A sustainability report should be a sound basis for sustainability communications, said Goulding.

“You should be able to go to the sustainability report, find strong narratives, honest messaging, detailed data, solid baselines – it should be your go-to document [for sustainability communications],” she said.

But brands should not feel compelled to amplify messaging around every sustainability action, Goulding added.

“It’s really important that that transparency is there, and whoever is interested in checking out a claim a brand makes can find the data and the detail that sits behind the claim. But I don’t think that necessarily means that every sustainability data point has to be communicated,” she said.

Greenwashing risk

The risk that brands are called out for greenwashing most commonly emerges from a lack of understanding of sustainability issues and internal communications failure at the corporate level, said Goulding.

“Sometimes that risk comes from a breakdown in communication on the client side between, say, marketing and communications teams and the sustainability teams, which are still siloed in a lot of organisations – and that is when mistakes happen. It’s the blind leading the blind,” she said.

If trust in sustainability messaging is eroded internally, and that lack of trust is translated into consumer communications, consumers will not know what to believe, she said. “And that is why I think sustainability has an image problem.”

However, if a brand is called out for greenwashing, this is not necessarily a bad thing, Goulding said.

“It gives us the opportunity to think, okay, how did this happen, what did we do wrong and what do we need to put right the next time?” she said.

But will Asian companies ever have the courage to communicate corporate vulnerability?

“I don’t know,” she said. “I would like to think that PR agencies would be brave enough to encourage their clients to adopt that stance [of honesty about failure], and not try to hide [from mistakes and missteps],” she said, though she adds that this in itself might be the problem. 

“In Asia, we [PR agencies] do tend to be a little less forceful when we need more information from a client,” she said.

A junior team member dealing with a client “will not feel empowered to challenge them and say, ‘I need more information on what you’re claiming here,’” she said.

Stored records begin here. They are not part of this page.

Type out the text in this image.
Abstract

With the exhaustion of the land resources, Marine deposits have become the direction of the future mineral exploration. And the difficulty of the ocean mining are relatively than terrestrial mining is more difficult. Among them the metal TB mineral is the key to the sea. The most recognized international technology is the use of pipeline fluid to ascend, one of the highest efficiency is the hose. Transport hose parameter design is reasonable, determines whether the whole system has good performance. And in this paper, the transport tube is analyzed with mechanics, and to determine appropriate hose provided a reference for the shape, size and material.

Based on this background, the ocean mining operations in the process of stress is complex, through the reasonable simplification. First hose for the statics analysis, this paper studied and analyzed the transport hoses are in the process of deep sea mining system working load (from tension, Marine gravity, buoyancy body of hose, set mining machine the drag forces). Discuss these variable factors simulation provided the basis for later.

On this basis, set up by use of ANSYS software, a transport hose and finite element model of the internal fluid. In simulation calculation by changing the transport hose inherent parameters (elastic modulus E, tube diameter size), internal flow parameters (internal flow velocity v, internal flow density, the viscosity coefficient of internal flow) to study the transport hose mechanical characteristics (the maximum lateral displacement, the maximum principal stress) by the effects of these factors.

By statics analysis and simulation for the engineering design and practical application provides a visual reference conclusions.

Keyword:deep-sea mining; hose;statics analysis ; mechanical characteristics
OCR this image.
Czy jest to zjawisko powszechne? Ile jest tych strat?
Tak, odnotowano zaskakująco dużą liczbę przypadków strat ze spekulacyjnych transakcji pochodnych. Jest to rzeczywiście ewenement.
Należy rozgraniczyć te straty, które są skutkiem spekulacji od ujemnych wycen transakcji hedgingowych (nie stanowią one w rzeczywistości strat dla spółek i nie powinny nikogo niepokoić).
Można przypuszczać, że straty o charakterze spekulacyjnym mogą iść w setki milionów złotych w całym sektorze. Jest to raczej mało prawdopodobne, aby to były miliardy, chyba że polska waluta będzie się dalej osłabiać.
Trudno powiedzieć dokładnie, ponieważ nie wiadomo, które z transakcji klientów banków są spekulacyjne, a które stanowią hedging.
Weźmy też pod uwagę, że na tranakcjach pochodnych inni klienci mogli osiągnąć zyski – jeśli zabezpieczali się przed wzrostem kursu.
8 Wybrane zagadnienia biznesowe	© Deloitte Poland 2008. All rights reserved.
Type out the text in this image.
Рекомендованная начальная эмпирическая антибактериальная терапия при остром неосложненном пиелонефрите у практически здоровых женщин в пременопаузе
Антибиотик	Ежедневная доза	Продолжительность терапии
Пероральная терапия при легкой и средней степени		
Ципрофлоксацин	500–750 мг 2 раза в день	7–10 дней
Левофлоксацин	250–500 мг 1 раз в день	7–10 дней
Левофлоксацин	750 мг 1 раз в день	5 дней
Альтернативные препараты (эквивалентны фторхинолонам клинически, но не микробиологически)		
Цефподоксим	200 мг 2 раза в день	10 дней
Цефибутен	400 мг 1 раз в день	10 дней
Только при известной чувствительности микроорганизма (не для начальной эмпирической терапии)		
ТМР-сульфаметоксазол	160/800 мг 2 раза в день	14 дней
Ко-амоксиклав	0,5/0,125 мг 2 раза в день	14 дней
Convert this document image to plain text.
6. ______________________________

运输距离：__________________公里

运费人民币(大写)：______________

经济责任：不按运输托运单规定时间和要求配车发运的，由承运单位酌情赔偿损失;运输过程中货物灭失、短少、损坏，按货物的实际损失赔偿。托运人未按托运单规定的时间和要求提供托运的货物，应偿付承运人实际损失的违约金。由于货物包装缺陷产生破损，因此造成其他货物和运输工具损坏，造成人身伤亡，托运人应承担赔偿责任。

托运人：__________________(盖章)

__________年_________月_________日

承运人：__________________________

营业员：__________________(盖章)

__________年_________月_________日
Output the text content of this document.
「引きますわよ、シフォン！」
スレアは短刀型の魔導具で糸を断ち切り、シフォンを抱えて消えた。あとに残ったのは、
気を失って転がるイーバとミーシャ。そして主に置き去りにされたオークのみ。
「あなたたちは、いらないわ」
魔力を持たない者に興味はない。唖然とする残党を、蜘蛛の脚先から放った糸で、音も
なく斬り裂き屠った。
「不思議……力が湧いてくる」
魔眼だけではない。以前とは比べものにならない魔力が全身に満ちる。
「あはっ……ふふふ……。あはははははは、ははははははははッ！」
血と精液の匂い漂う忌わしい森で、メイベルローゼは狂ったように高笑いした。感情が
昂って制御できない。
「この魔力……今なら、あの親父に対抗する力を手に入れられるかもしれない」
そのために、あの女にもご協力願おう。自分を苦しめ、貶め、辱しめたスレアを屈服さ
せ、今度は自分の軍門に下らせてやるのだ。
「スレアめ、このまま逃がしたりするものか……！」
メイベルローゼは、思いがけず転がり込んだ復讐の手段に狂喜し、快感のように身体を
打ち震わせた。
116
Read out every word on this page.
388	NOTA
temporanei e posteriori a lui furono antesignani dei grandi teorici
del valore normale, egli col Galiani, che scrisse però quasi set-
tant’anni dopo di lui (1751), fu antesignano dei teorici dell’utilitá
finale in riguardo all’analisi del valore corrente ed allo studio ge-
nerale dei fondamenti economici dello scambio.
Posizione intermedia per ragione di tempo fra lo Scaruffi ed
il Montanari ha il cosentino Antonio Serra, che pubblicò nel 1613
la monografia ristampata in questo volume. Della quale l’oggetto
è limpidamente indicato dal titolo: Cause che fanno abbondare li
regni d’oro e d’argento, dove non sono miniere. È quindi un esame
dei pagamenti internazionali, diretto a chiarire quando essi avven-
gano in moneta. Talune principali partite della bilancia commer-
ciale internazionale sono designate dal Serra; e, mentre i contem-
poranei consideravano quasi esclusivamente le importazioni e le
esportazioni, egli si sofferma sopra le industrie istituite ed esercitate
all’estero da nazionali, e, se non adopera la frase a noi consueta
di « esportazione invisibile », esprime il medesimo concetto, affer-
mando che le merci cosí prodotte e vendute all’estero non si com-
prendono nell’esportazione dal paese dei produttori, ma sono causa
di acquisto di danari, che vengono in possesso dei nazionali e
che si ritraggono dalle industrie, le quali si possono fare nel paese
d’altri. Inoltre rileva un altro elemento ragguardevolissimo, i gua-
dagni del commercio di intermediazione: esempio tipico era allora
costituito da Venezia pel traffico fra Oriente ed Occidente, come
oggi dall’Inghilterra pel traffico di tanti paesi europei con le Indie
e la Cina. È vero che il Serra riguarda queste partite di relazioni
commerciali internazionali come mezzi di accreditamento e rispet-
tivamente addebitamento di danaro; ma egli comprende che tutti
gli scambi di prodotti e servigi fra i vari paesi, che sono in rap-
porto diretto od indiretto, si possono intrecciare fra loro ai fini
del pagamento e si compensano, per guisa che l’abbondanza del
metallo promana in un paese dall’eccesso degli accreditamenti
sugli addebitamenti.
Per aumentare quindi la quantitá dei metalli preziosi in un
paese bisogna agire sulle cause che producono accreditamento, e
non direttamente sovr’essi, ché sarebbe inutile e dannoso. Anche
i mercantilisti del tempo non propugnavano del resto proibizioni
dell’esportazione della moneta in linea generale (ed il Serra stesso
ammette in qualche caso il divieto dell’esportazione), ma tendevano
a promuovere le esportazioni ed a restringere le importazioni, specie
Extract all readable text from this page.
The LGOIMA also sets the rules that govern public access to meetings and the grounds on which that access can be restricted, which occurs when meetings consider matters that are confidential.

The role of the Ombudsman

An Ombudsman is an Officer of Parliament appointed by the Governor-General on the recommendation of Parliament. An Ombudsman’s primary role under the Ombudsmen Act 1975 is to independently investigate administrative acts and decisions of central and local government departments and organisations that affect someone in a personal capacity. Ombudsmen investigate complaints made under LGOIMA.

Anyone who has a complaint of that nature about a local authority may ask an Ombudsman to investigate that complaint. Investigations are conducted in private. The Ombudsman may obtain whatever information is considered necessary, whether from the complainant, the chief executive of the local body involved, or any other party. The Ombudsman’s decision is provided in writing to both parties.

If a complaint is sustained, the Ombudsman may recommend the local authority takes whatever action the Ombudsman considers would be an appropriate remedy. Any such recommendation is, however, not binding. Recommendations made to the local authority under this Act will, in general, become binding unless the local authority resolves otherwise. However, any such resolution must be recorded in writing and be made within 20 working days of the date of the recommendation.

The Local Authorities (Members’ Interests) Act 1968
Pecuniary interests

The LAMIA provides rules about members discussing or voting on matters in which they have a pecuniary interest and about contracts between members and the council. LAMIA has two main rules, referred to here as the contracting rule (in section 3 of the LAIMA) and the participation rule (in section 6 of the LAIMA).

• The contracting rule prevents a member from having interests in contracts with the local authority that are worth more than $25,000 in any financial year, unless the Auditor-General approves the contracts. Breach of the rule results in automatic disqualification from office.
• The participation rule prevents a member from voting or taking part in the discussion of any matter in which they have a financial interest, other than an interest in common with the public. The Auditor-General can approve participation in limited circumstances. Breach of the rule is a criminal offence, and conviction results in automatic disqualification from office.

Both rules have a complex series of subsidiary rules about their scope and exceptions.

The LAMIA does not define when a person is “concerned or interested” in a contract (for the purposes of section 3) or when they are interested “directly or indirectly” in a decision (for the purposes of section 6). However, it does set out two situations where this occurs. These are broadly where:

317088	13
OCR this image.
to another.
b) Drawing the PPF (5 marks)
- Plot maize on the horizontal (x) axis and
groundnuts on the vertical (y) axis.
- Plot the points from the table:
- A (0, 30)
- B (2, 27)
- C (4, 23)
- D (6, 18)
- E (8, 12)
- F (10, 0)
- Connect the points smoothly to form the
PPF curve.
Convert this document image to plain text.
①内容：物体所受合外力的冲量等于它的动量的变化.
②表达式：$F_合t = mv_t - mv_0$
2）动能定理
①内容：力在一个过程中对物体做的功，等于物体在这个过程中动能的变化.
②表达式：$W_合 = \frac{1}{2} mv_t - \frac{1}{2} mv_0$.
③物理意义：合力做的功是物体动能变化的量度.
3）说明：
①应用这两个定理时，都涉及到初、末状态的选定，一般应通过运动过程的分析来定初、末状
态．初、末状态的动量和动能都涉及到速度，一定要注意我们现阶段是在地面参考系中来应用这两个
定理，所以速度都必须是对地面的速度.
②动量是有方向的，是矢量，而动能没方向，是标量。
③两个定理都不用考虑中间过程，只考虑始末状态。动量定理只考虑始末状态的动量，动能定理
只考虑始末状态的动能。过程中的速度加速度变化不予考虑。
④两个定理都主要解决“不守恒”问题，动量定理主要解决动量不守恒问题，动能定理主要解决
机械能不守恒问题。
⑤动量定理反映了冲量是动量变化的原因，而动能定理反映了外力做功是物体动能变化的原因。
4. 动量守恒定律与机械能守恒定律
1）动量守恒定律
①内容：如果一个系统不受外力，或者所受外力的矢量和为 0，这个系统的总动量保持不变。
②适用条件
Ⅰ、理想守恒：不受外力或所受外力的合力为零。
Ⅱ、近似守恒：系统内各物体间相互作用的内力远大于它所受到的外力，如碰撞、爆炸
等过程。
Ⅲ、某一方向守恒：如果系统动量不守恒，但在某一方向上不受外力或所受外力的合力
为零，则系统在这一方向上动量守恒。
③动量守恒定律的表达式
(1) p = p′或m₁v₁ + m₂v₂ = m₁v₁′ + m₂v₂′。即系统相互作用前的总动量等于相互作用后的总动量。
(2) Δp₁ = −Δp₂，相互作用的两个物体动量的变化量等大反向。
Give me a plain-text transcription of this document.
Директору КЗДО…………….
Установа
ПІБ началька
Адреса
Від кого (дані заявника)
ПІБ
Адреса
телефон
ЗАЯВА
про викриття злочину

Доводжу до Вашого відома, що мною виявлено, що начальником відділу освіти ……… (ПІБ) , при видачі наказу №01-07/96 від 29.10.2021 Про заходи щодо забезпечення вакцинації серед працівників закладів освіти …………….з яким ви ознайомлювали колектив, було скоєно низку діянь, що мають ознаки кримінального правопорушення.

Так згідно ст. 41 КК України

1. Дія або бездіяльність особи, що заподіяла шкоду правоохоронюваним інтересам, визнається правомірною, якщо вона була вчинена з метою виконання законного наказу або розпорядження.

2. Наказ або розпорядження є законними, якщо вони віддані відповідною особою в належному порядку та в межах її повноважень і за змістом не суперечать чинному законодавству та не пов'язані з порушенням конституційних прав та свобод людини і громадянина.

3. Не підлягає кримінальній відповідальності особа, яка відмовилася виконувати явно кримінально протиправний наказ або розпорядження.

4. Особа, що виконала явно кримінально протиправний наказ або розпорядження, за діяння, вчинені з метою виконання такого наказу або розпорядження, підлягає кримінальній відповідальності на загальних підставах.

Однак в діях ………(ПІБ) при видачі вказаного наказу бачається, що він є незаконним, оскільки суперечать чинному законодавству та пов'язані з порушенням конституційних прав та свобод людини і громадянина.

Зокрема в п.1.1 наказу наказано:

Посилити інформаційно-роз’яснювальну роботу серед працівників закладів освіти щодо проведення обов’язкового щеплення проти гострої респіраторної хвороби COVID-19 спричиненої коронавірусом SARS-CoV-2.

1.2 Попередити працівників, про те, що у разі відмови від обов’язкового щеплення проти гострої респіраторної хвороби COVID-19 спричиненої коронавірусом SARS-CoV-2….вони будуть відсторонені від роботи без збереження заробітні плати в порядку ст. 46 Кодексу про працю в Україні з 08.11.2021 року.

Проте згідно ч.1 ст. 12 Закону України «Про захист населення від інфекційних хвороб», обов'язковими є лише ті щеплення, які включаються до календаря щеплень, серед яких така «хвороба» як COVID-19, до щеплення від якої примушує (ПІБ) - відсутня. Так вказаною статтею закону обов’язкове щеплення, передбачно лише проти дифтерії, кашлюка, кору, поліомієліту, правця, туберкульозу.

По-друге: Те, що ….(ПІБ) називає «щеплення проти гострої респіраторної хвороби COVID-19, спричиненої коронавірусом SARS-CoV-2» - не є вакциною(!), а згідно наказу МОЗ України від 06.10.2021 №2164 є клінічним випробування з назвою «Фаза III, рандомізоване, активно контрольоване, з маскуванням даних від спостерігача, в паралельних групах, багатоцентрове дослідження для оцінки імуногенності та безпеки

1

“We do need to find a way to instill bravery in our [PR] agency teams. Acquiring the fundamental level of knowledge in sustainability that underpins the principles [in the PRCA’s guidelines on how to avoid greenwashing] is really important,” said Goulding.

Where should the sustainability function sit to avoid greenwash?

On the panel, the question of where the sustainability function should sit in a company to drive genuine action emerged. Some industry observers suggest that sustainability teams reporting into communications are predisposed to talk about achievements rather than engineer real business change.

Pamela Low, founder of Singapore-based sustainability consultancy Tingkats, and one of the contributors to PRCA’s guide, argues that the sustainability department should be parked in the innovation or operations department, as that is where the most change can happen.

“I’ve been in organisations where sustainability is part of the marketing or PR team, because that’s where they perceive the risk to be,” she said.

“But I believe that sustainability should be where product innovation is, because innovation is where positive impact can happen [to improve the sustainability of a product or service],” she said.